The dialogue always sounded something like this to me:
Loon: “Black helicopters from the UN are swooping down at night and stealing our brains!”
Voiceover: “Black helicopters from the UN: Another matter of controversy.”
When the media stopped using its brain to draw basic conclusions, I checked out of the media.
Last night, I went to read Wisconsin’s best paper, the Capital Times, so that I could learn more about the magic 7500 votes in the Supreme Court election there. Instead, I came upon an extended interview with Bill Cronon. The whole thing is well worth reading even if you’ve OD’d on the issue of his e-mail.
What struck me as particularly important though was his assessment of the Wisconsin Idea, basically the mission of a public university:
“You can tell the emotion in my voice, but this event has changed me fundamentally,” says Cronon. “My life has changed and my life in this state has changed, and that bothers me. I can feel the chilling effect on the part of me that believes in putting academic ideas into the world for public discussion. I just feel like the Wisconsin Idea is at risk in this space.” Attributed to UW President Charles Van Hise more than a century ago, the Wisconsin Idea is the principle that education should influence and improve people’s lives beyond the university classroom…
“I believe deeply in public universities,” Bill Cronon says. “The Wisconsin Idea, that universities exist to serve the public good, is one of my ruling passions.
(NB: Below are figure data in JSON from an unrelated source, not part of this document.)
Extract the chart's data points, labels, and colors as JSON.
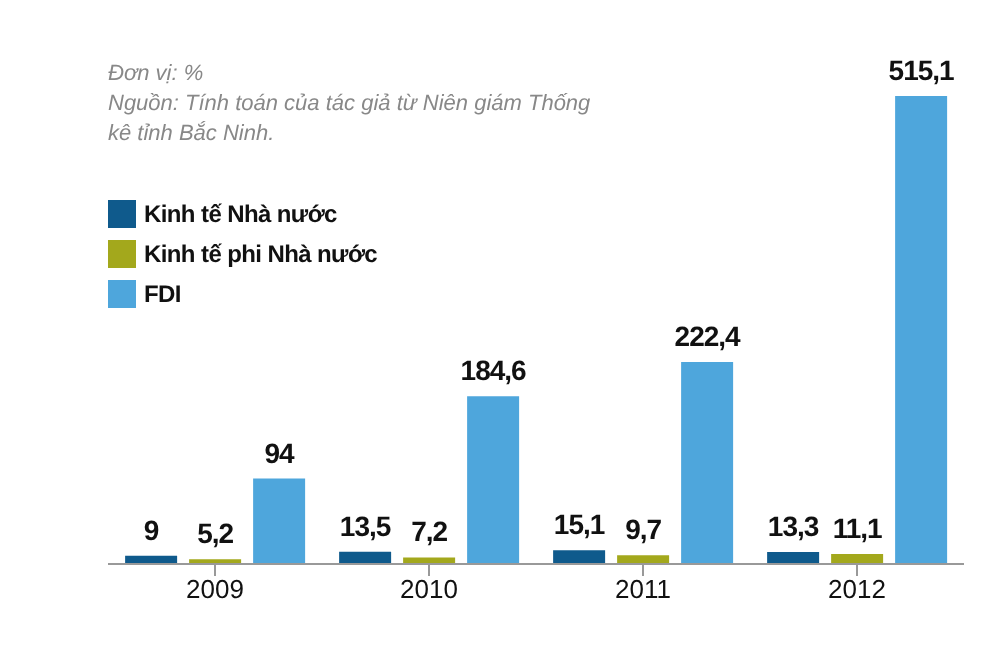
{
  "chart_data": {
    "type": "bar",
    "annotations": [
      "Đơn vị: %",
      "Nguồn: Tính toán của tác giả từ Niên giám Thống kê tỉnh Bắc Ninh."
    ],
    "categories": [
      "2009",
      "2010",
      "2011",
      "2012"
    ],
    "series": [
      {
        "name": "Kinh tế Nhà nước",
        "color": "#0f5a8c",
        "values": [
          9,
          13.5,
          15.1,
          13.3
        ],
        "value_labels": [
          "9",
          "13,5",
          "15,1",
          "13,3"
        ]
      },
      {
        "name": "Kinh tế phi Nhà nước",
        "color": "#a3a81c",
        "values": [
          5.2,
          7.2,
          9.7,
          11.1
        ],
        "value_labels": [
          "5,2",
          "7,2",
          "9,7",
          "11,1"
        ]
      },
      {
        "name": "FDI",
        "color": "#4ea6dc",
        "values": [
          94,
          184.6,
          222.4,
          515.1
        ],
        "value_labels": [
          "94",
          "184,6",
          "222,4",
          "515,1"
        ]
      }
    ],
    "legend": "top left",
    "grid": false
  }
}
The idea that scholarship and science should be seeking to improve the life of people in Wisconsin and around the world, I cherish that value. We need places like this university, and that’s why I’m here.”
Contrast that with Naomi Schaefer Riley, writing last week in the Washington Post:
A significant portion of the professoriate sees engagement in politics as part of the job description. And, unfortunately, they are right. It is becoming harder and harder to find professors devoted to teaching traditional academic subjects for their own sake, to undergraduates who lack the basics in the humanities and the social and natural sciences. The academy has not become politicized because of a few radical professors. Rather, entire departments and university administrations see the goal of higher education as political. At a time when the percentage of students needing remedial education is at an all-time high, when the need for job training beyond high school is pressing and when we worry about how even our top students will compete with their peers around the world, political activism should be at the bottom of any university’s list of priorities.
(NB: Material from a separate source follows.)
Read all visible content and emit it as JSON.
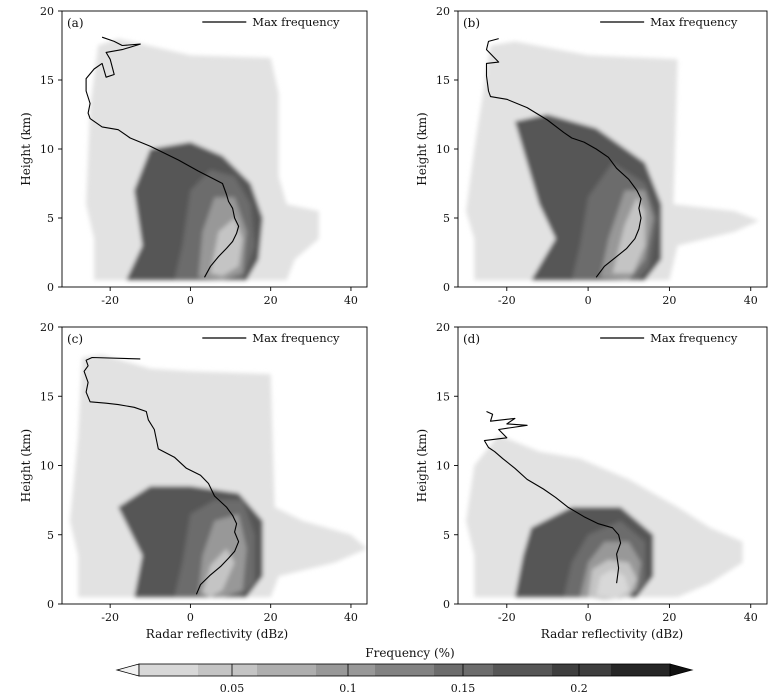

Translation: Get out of the conversation. We pay your salary, therefore we own you. Who cares if it’s been this way since the Progressive Era since our new Tea Party overlords have no respect for the way things used to be?
Cronon, as we now know, is usually the least political of professors, but living in Wisconsin he couldn’t just check his brain at the door. His blog is called “Scholar as Citizen,” for Pete’s sake. Looking at facts and drawing conclusions is what he does for a living. If those conclusions are considered political, then so be it.
Suppose I teach Political Science and I mention those magic votes in Waukesha County in class or in an op-ed somewhere. I could, like Ed at Gin and Tacos, compare Wisconsin to Nigeria, but I won’t go that far. I’ll simply have my new hypothetical self write or say in class: “Having 7500 votes appear two days after the election is highly suspicious.”
Oh no, I’ve committed politics! Yet as a political scientist (or a historian for that matter), drawing conclusions is a fundamental function of my job; just like the job of the media should be to draw basic conclusions about what they report.
Unfortunately for everybody, the media has been cowed into submission for at least the last fifteen years. What happened to Cronon is just the first shot in the battle to do the same thing to the professoriate.
Update: The more things change, the more things stay the same.